KOMİSYON KONUŞMASI

ERHAN USTA (Samsun) - Teşekkür ederim Sayın Başkan.

Sayın Başkan, Komisyonumuzun değerli üyeleri, Sayın Bakan, bürokrasimizin ve basınımızın değerli temsilcileri; ben de hepinizi saygıyla selamlıyorum.

Öncelikle Sayın Bakanım, yeni Kabinede göreviniz tekrar hayırlı olsun.

Sayın Bakan, hakikaten bizi dinlemiyor herhâlde.

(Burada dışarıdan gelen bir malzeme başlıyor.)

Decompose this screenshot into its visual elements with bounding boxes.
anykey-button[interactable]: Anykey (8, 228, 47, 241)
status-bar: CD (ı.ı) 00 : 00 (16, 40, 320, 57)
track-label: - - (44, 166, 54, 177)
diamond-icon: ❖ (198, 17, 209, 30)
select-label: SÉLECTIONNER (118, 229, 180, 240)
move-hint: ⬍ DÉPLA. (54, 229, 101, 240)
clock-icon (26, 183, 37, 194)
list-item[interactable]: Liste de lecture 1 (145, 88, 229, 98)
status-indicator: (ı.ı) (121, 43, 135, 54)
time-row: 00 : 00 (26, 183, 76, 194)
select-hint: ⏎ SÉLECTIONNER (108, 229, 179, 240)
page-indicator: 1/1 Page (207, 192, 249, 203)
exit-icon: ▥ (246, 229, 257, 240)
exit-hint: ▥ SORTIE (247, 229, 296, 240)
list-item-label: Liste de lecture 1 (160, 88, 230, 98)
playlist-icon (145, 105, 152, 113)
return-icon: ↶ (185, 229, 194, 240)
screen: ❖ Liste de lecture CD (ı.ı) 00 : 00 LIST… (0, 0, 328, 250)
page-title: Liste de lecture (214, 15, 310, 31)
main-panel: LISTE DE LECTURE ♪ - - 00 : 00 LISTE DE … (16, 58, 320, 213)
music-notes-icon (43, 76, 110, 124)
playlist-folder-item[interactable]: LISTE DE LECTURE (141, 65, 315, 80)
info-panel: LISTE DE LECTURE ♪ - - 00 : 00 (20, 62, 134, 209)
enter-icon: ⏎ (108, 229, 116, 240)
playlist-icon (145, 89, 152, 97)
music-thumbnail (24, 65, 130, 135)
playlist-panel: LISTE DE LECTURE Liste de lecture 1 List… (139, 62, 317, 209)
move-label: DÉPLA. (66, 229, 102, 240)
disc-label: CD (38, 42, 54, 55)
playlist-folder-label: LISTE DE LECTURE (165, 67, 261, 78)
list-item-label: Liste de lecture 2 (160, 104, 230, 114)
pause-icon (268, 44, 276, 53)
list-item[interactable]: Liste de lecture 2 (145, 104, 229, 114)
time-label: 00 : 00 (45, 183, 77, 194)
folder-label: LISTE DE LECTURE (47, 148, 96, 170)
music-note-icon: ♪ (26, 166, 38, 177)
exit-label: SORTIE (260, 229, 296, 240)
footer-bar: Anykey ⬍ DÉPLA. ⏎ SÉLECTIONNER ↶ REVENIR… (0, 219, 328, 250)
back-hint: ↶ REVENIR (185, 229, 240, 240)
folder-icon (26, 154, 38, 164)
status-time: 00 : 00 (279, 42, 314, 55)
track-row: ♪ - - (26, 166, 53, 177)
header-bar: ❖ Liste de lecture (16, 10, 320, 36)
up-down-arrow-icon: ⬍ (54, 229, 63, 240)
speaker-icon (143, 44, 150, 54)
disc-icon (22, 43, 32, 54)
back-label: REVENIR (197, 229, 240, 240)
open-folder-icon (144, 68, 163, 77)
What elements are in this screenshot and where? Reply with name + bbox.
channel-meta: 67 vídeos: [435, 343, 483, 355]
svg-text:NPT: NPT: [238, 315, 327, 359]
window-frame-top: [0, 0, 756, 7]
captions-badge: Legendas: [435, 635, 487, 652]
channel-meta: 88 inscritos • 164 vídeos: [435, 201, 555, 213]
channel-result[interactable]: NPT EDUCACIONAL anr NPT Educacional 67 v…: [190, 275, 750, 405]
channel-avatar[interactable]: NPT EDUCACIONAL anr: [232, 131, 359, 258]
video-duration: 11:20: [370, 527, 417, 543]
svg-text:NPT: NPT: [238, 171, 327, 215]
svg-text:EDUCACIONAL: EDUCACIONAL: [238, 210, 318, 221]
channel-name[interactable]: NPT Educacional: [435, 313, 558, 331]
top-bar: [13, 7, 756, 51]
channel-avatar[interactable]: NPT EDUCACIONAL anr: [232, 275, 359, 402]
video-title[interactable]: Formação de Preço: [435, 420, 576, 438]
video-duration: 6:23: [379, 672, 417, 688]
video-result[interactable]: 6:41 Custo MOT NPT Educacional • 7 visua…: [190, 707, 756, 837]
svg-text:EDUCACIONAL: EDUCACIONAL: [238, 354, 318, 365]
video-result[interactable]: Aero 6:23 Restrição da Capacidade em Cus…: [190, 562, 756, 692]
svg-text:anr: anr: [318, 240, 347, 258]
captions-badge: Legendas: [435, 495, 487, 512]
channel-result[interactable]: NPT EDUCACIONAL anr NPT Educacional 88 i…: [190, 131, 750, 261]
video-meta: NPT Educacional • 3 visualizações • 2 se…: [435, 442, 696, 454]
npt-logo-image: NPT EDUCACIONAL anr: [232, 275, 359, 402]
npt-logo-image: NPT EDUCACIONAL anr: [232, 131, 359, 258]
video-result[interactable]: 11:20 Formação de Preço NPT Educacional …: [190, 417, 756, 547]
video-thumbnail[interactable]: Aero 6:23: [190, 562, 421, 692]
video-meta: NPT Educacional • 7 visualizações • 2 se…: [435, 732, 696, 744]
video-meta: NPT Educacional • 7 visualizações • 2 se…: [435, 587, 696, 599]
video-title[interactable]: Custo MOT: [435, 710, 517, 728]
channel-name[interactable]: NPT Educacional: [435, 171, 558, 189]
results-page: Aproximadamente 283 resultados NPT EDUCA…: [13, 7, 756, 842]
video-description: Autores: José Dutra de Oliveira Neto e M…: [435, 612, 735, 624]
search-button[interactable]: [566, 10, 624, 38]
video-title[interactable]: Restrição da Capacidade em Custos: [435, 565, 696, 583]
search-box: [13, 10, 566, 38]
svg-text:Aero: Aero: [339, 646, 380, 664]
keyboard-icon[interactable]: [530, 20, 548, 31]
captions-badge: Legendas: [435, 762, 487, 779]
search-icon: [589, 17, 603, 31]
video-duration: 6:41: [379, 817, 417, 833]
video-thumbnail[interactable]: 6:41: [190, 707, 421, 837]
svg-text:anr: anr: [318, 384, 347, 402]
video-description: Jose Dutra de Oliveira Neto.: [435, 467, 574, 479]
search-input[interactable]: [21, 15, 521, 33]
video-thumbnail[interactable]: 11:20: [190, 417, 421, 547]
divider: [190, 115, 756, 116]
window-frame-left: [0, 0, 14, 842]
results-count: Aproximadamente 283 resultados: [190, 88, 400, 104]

GARO PAYLAN (İstanbul) - İki işi bir arada yapabiliyormuş, bana da öyle söyledi.

ERHAN USTA (Samsun) - Yani iki işi bugün bir arada yapmayın isterseniz.

AVRUPA BİRLİĞİ BAKANI VOLKAN BOZKIR (İstanbul) - Not almayayım mı?

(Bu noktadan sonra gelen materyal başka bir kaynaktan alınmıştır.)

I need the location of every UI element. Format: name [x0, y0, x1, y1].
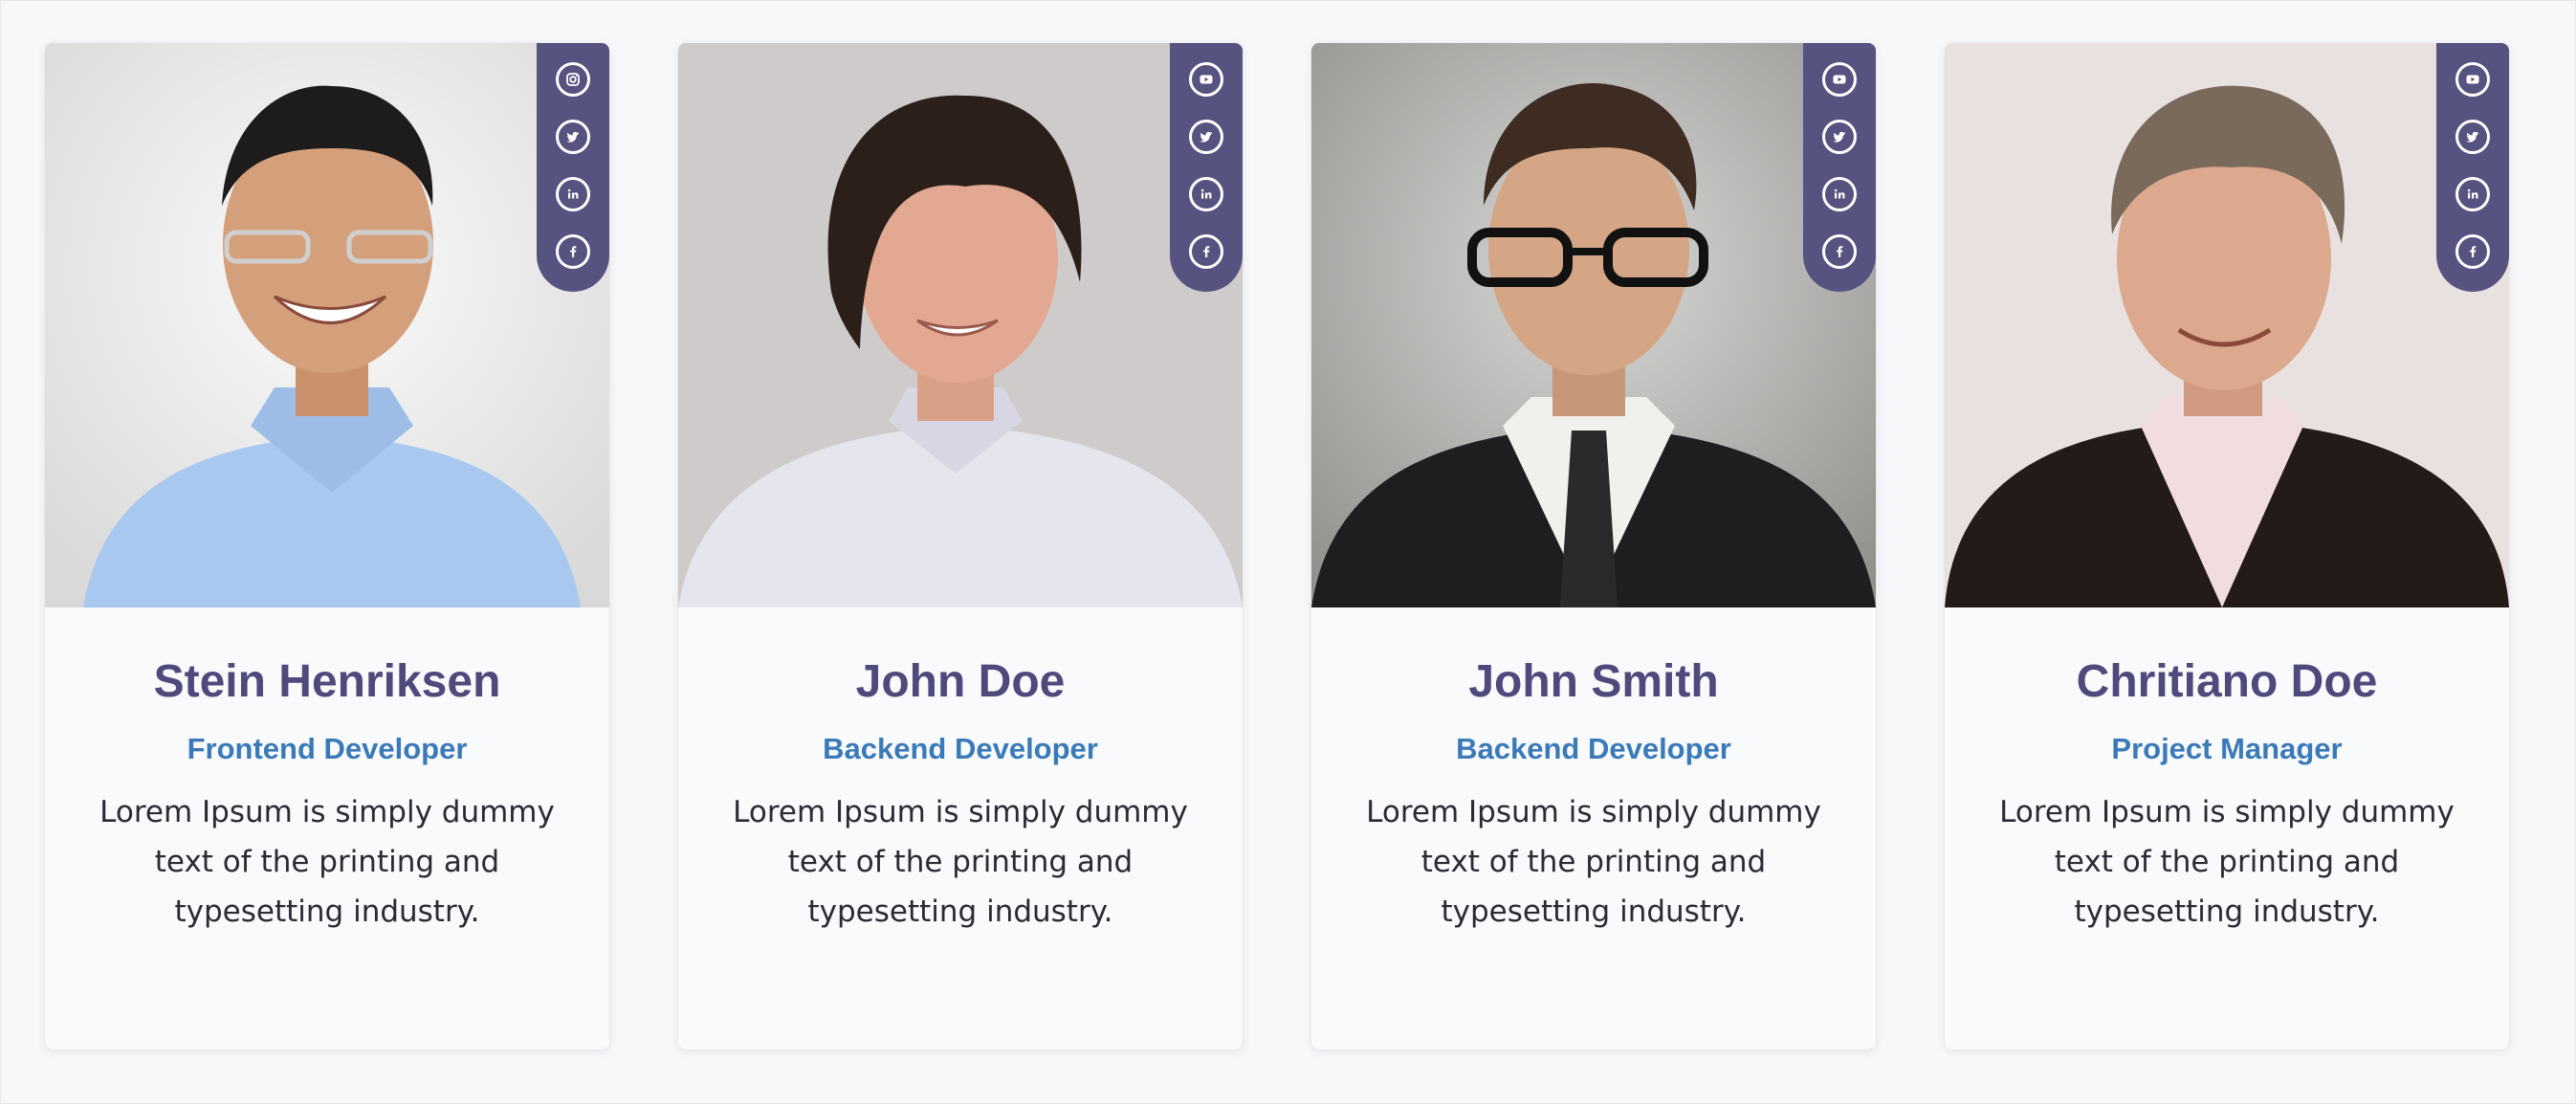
social-links — [1170, 43, 1243, 292]
team-card: Chritiano Doe Project Manager Lorem Ipsu… — [1945, 43, 2509, 1049]
member-photo — [45, 43, 609, 607]
member-role: Backend Developer — [1456, 732, 1731, 765]
youtube-icon[interactable] — [1822, 62, 1857, 97]
member-description: Lorem Ipsum is simply dummy text of the … — [1366, 795, 1821, 929]
instagram-icon[interactable] — [556, 62, 590, 97]
member-description: Lorem Ipsum is simply dummy text of the … — [1999, 795, 2455, 929]
twitter-icon[interactable] — [1189, 120, 1223, 154]
member-photo — [1311, 43, 1876, 607]
portrait-image — [1311, 43, 1876, 607]
linkedin-icon[interactable] — [1822, 177, 1857, 211]
member-info: John Doe Backend Developer Lorem Ipsum i… — [678, 655, 1243, 937]
portrait-image — [45, 43, 609, 607]
portrait-image — [678, 43, 1243, 607]
linkedin-icon[interactable] — [1189, 177, 1223, 211]
team-card: John Doe Backend Developer Lorem Ipsum i… — [678, 43, 1243, 1049]
member-description: Lorem Ipsum is simply dummy text of the … — [99, 795, 555, 929]
social-links — [2436, 43, 2509, 292]
social-links — [1803, 43, 1876, 292]
team-card: Stein Henriksen Frontend Developer Lorem… — [45, 43, 609, 1049]
member-info: Stein Henriksen Frontend Developer Lorem… — [45, 655, 609, 937]
twitter-icon[interactable] — [1822, 120, 1857, 154]
member-info: Chritiano Doe Project Manager Lorem Ipsu… — [1945, 655, 2509, 937]
member-name: Chritiano Doe — [2076, 656, 2378, 707]
team-card: John Smith Backend Developer Lorem Ipsum… — [1311, 43, 1876, 1049]
youtube-icon[interactable] — [2455, 62, 2490, 97]
facebook-icon[interactable] — [1189, 234, 1223, 269]
member-info: John Smith Backend Developer Lorem Ipsum… — [1311, 655, 1876, 937]
social-links — [537, 43, 609, 292]
facebook-icon[interactable] — [556, 234, 590, 269]
member-name: John Doe — [855, 656, 1066, 707]
member-name: John Smith — [1468, 656, 1719, 707]
member-role: Project Manager — [2111, 732, 2343, 765]
facebook-icon[interactable] — [2455, 234, 2490, 269]
linkedin-icon[interactable] — [556, 177, 590, 211]
member-name: Stein Henriksen — [153, 656, 501, 707]
member-description: Lorem Ipsum is simply dummy text of the … — [733, 795, 1188, 929]
member-role: Backend Developer — [823, 732, 1098, 765]
team-grid: Stein Henriksen Frontend Developer Lorem… — [45, 43, 2509, 1049]
member-photo — [1945, 43, 2509, 607]
twitter-icon[interactable] — [2455, 120, 2490, 154]
twitter-icon[interactable] — [556, 120, 590, 154]
linkedin-icon[interactable] — [2455, 177, 2490, 211]
portrait-image — [1945, 43, 2509, 607]
team-section: Stein Henriksen Frontend Developer Lorem… — [0, 0, 2576, 1104]
facebook-icon[interactable] — [1822, 234, 1857, 269]
member-photo — [678, 43, 1243, 607]
member-role: Frontend Developer — [187, 732, 468, 765]
youtube-icon[interactable] — [1189, 62, 1223, 97]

ERHAN USTA (Samsun) - Not alın. Not alın da bize bakarak alın Sayın Bakanım. Motive olamıyoruz, konuşamıyoruz.

AVRUPA BİRLİĞİ BAKANI VOLKAN BOZKIR (İstanbul) - Siz önünüze bakmadan konuşabilirseniz ben de buraya size bakarak yazabileceğim.

ERHAN USTA (Samsun) - Tamam, anlaşalım. Ben...

BAŞKAN - Sayın Usta, anlaşalım. Siz bana bakın, Sayın Bakan da not alsın.

AVRUPA BİRLİĞİ BAKANI VOLKAN BOZKIR (İstanbul) - Siz bana bakarak konuşun, ben de size bakarak not alayım.

ERHAN USTA (Samsun) - Peki, tamam.

Sadece not alıyorsanız problem yok. Başka işlerle uğraşmama açısından.

BAŞKAN - Ben yeniden başlatayım isterseniz, bir dakikanız bitti.

ERHAN USTA (Samsun) - Yok, önemli değil. Kısa konuşacağım.

BAŞKAN - Peki, buyurun.

ERHAN USTA (Samsun) - Sürenin bir önemi yok aramızda Sayın Başkan.

BAŞKAN - Aramızda hiçbir şeyin bir önemi yok.

Buyurun.

ERHAN USTA (Samsun) - Bilmeyenler için... Belki birçok arkadaş biliyordur ama biliyorsunuz, Avrupa Birliğiyle ilişkiler, Bakanlığınız kurulmadan önce iç koordinasyon Devlet Planlama Teşkilatı tarafından yapılırdı. Benim de eski bir mensubu olduğum bir kurumdur Devlet Planlama Teşkilatı. Dolayısıyla bu açıdan baktığımızda Bakanlığınızı, Devlet Planlama Teşkilatından ayrılma bir bakanlık olarak nitelendirirsek herhâlde yanlış olmaz. O da ayrıca bizim açımızdan memnuniyet verici.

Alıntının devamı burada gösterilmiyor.